Now Ruyi was actually starting to get annoyed. “I’m not eight anymore, if you haven’t noticed.”
“You act like a child when it concerns your core.”
“What’s that supposed to mean?”
“Don’t pretend. We both know what this is about.” Gao slammed the tome shut.
“Oh, because you can see inside my head, is that it? You think I’m still some—some angry little girl who’s not gotten over the fact that she’s a cripple. You think this is all just silly Ruyi throwing her silly little tantrums.”
“Good. At least you’re self-aware.”
“Will you stop that!” she snarled. “You’re so patronizing! You never think I can do something ‘till I do it and shove it in your face. I hadn’t even been thinking about my core until you brought it up!”
“Calm down.”
“I’M NOT ANGRY!” Ruyi screamed. A few seconds passed filled only with her heavy breathing. “Okay. Fine. Maybe… maybe I’m a little angry.”
“I say your time is better spent on self-reflection. Get over it. Move on.”

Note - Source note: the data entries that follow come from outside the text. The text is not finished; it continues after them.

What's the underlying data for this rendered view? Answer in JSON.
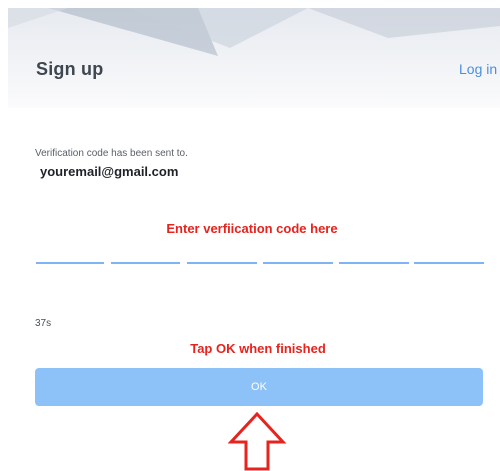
{
  "header": {
    "title": "Sign up",
    "login_label": "Log in"
  },
  "verification": {
    "sent_label": "Verification code has been sent to.",
    "email": "youremail@gmail.com",
    "code_digits": [
      "",
      "",
      "",
      "",
      "",
      ""
    ],
    "countdown": "37s"
  },
  "annotations": {
    "enter_code": "Enter verfiication code here",
    "tap_ok": "Tap OK when finished",
    "arrow_icon": "up-arrow-outline-icon"
  },
  "ok_button": {
    "label": "OK"
  },
  "colors": {
    "accent": "#4a8fe2",
    "button": "#8dc2f8",
    "underline": "#7fb4f4",
    "annotation": "#e8221c"
  }
}
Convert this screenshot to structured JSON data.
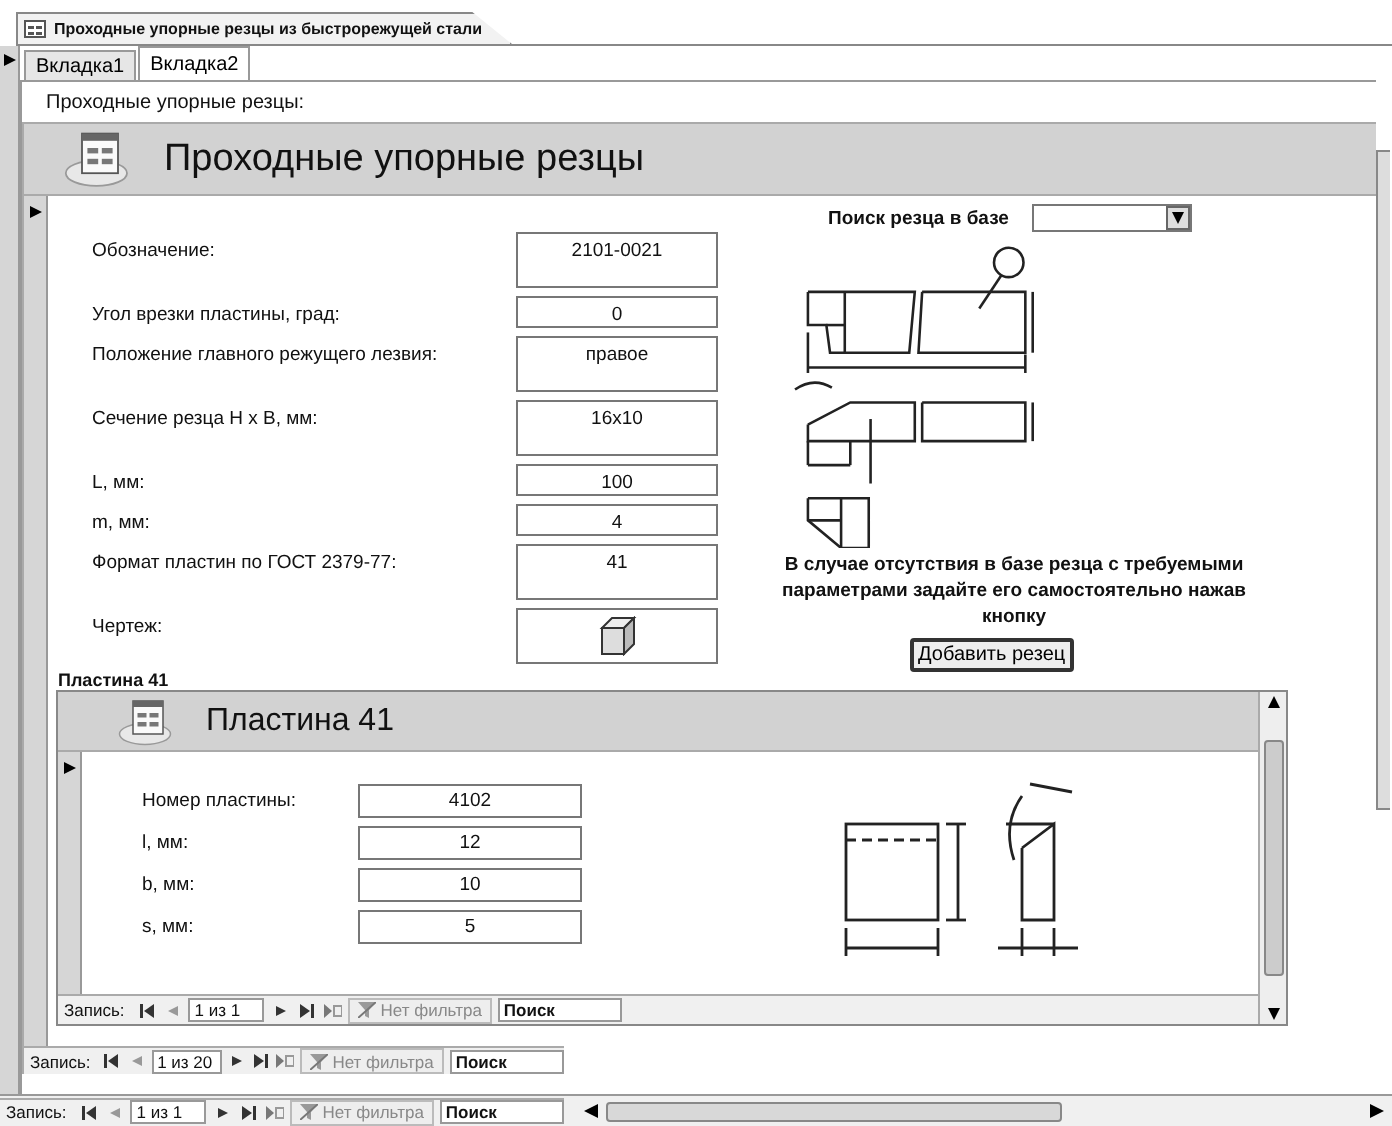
{
  "document_tab": {
    "title": "Проходные упорные резцы из быстрорежущей стали",
    "selected": true
  },
  "tabs": [
    {
      "label": "Вкладка1",
      "selected": false
    },
    {
      "label": "Вкладка2",
      "selected": true
    }
  ],
  "section_label": "Проходные упорные резцы:",
  "form": {
    "title": "Проходные упорные резцы",
    "fields": [
      {
        "kind": "memo",
        "label": "Обозначение:",
        "value": "2101-0021"
      },
      {
        "kind": "text",
        "label": "Угол врезки пластины, град:",
        "value": "0"
      },
      {
        "kind": "memo",
        "label": "Положение главного режущего лезвия:",
        "value": "правое"
      },
      {
        "kind": "memo",
        "label": "Сечение резца H x B, мм:",
        "value": "16x10"
      },
      {
        "kind": "text",
        "label": "L, мм:",
        "value": "100"
      },
      {
        "kind": "text",
        "label": "m, мм:",
        "value": "4"
      },
      {
        "kind": "memo",
        "label": "Формат пластин по ГОСТ 2379-77:",
        "value": "41"
      },
      {
        "kind": "image",
        "label": "Чертеж:"
      }
    ],
    "search": {
      "label": "Поиск резца в базе"
    },
    "note": "В случае отсутствия в базе резца с требуемыми параметрами задайте его самостоятельно нажав  кнопку",
    "add_button": "Добавить резец",
    "subform_label": "Пластина 41",
    "subform": {
      "title": "Пластина 41",
      "fields": [
        {
          "label": "Номер пластины:",
          "value": "4102"
        },
        {
          "label": "l, мм:",
          "value": "12"
        },
        {
          "label": "b, мм:",
          "value": "10"
        },
        {
          "label": "s, мм:",
          "value": "5"
        }
      ],
      "navigation": {
        "label": "Запись:",
        "position": "1 из 1",
        "filter": "Нет фильтра",
        "search": "Поиск"
      }
    }
  },
  "navigation": {
    "label": "Запись:",
    "position": "1 из 20",
    "filter": "Нет фильтра",
    "search": "Поиск"
  },
  "bottom_navigation": {
    "label": "Запись:",
    "position": "1 из 1",
    "filter": "Нет фильтра",
    "search": "Поиск"
  }
}
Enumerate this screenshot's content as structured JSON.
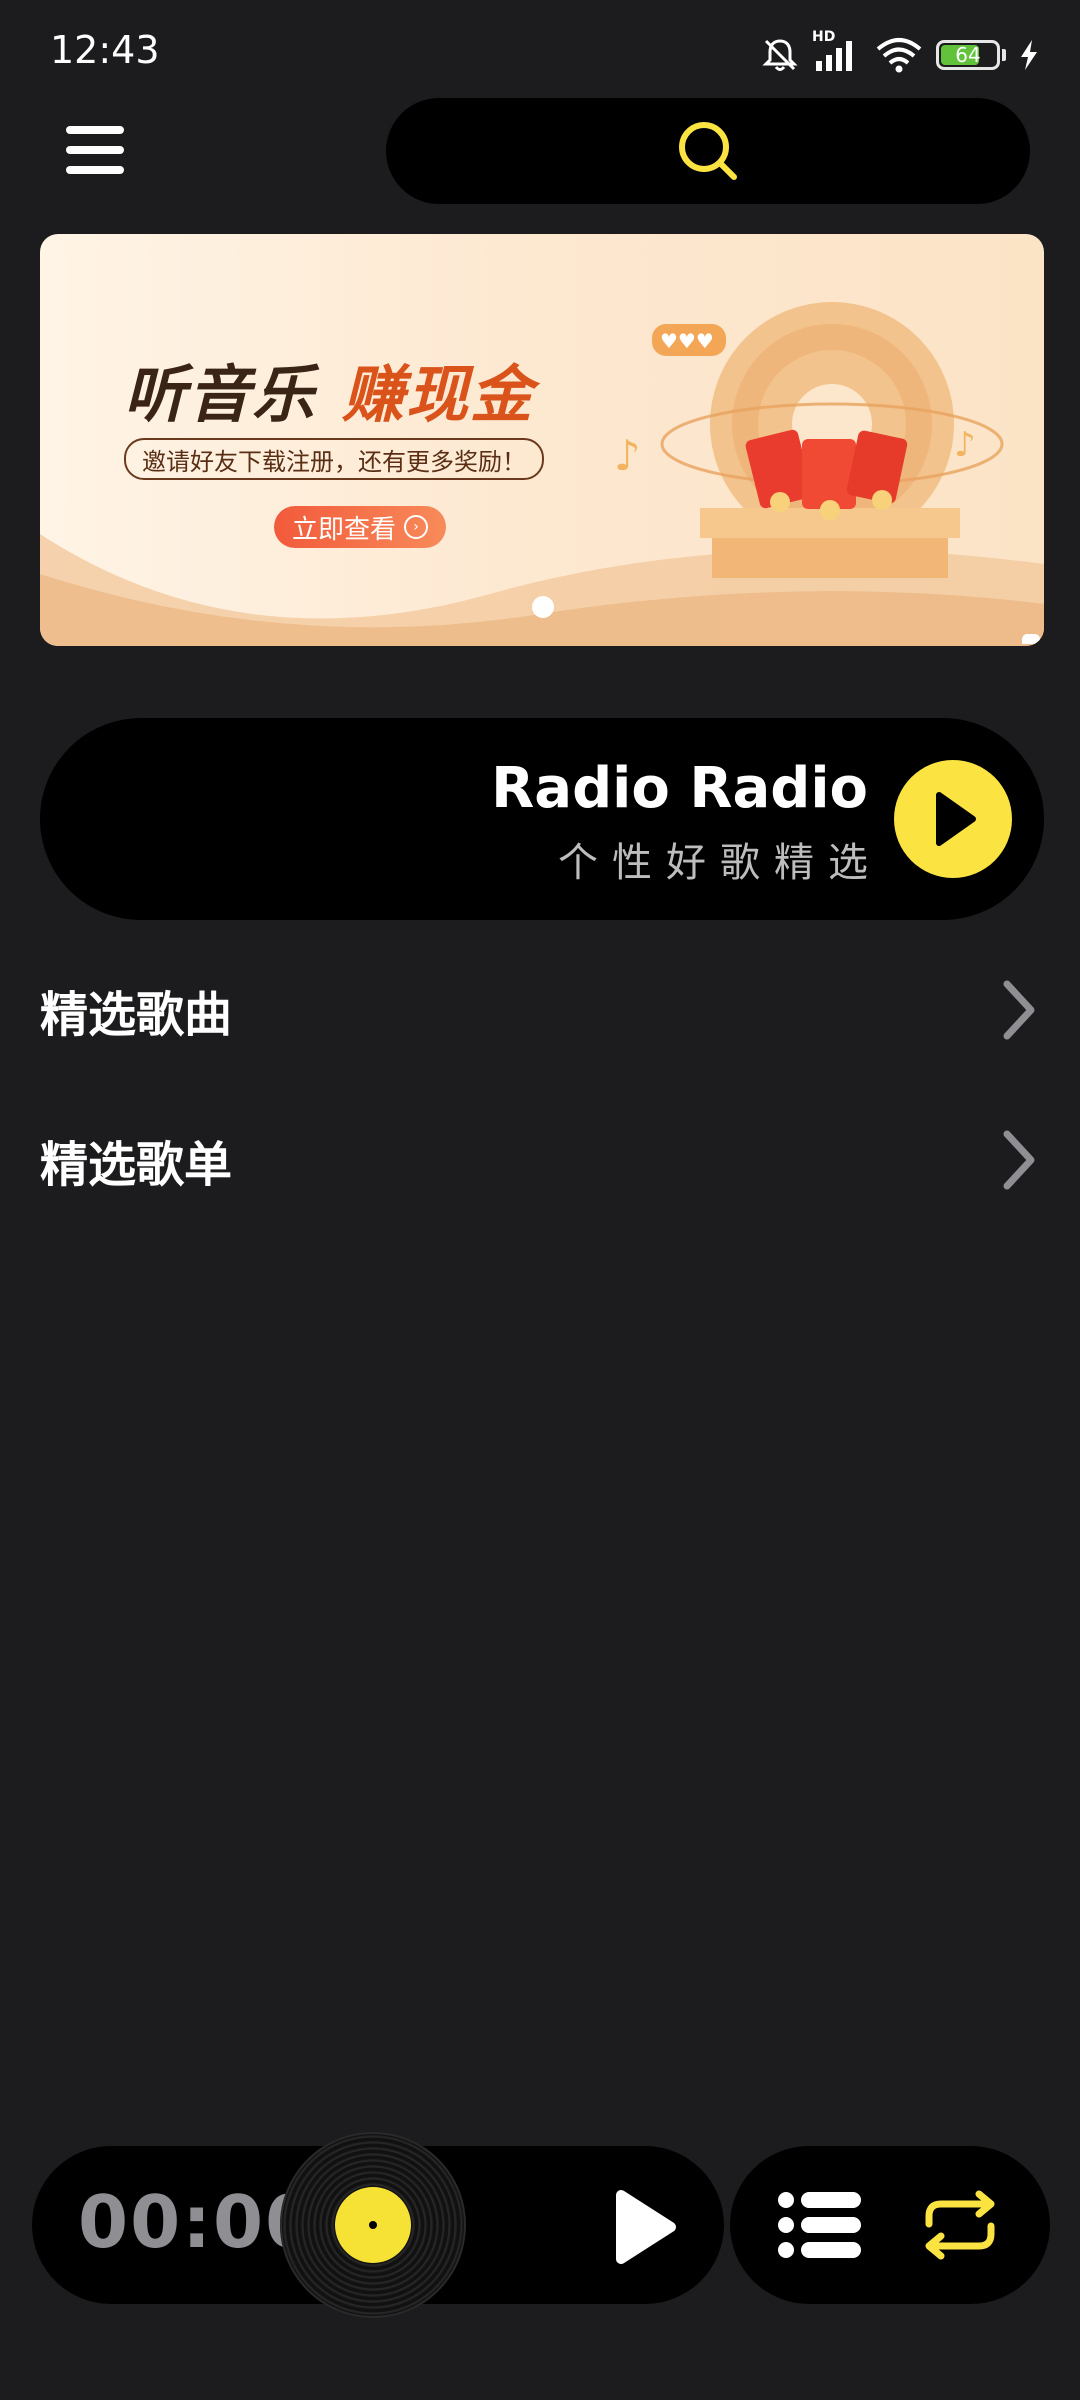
{
  "status_bar": {
    "time": "12:43",
    "network_label": "HD",
    "battery_level": "64",
    "icons": [
      "bell-muted-icon",
      "signal-icon",
      "wifi-icon",
      "battery-icon",
      "charging-icon"
    ]
  },
  "header": {
    "menu_icon": "hamburger-menu-icon",
    "search_icon": "search-icon"
  },
  "banner": {
    "title_part1": "听音乐",
    "title_part2": "赚现金",
    "subtitle": "邀请好友下载注册，还有更多奖励！",
    "cta_label": "立即查看",
    "cta_icon": "chevron-right-circle-icon",
    "active_slide": 1
  },
  "radio": {
    "title": "Radio Radio",
    "subtitle": "个性好歌精选",
    "play_icon": "play-icon"
  },
  "sections": [
    {
      "title": "精选歌曲",
      "icon": "chevron-right-icon"
    },
    {
      "title": "精选歌单",
      "icon": "chevron-right-icon"
    }
  ],
  "player": {
    "time": "00:00",
    "disc_icon": "vinyl-disc-icon",
    "play_icon": "play-icon",
    "playlist_icon": "playlist-icon",
    "repeat_icon": "repeat-icon"
  },
  "colors": {
    "background": "#1c1c1e",
    "accent": "#fbe342",
    "card": "#000000",
    "muted_text": "#8e8e93"
  }
}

“Well, I don’t care what you say.” Ruyi crossed her arms. “And I am over it. I haven’t thought about my core in ages. Are you going to help me or not?”
Gao buried her face in her palms. When she resurfaced she looked resigned. “What do you need?”
“Just properties and energy maps.” Ruyi handed her a list of foreign names. “I’ve never heard of any of these. Did they all go extinct?”
“No,” sighed Gao. “These are simply alternate names some alchemists used in the old days, before standardized naming conventions. ‘Blue dragon’s tears’ means blue lotus extract.”
Gao annotated the full list, one by one, grumbling as she went. But before she handed it over she said, “This is an academic study. Yes?”
“Who do you think I am?” She snatched it and strode off with her head held high. Seconds later the door clanged angrily open. A slash of sunlight fell across Gao’s face.
Gao watched her go, her sole eye narrowed.
In this light, from the right angle, her pupil almost seemed to glow red.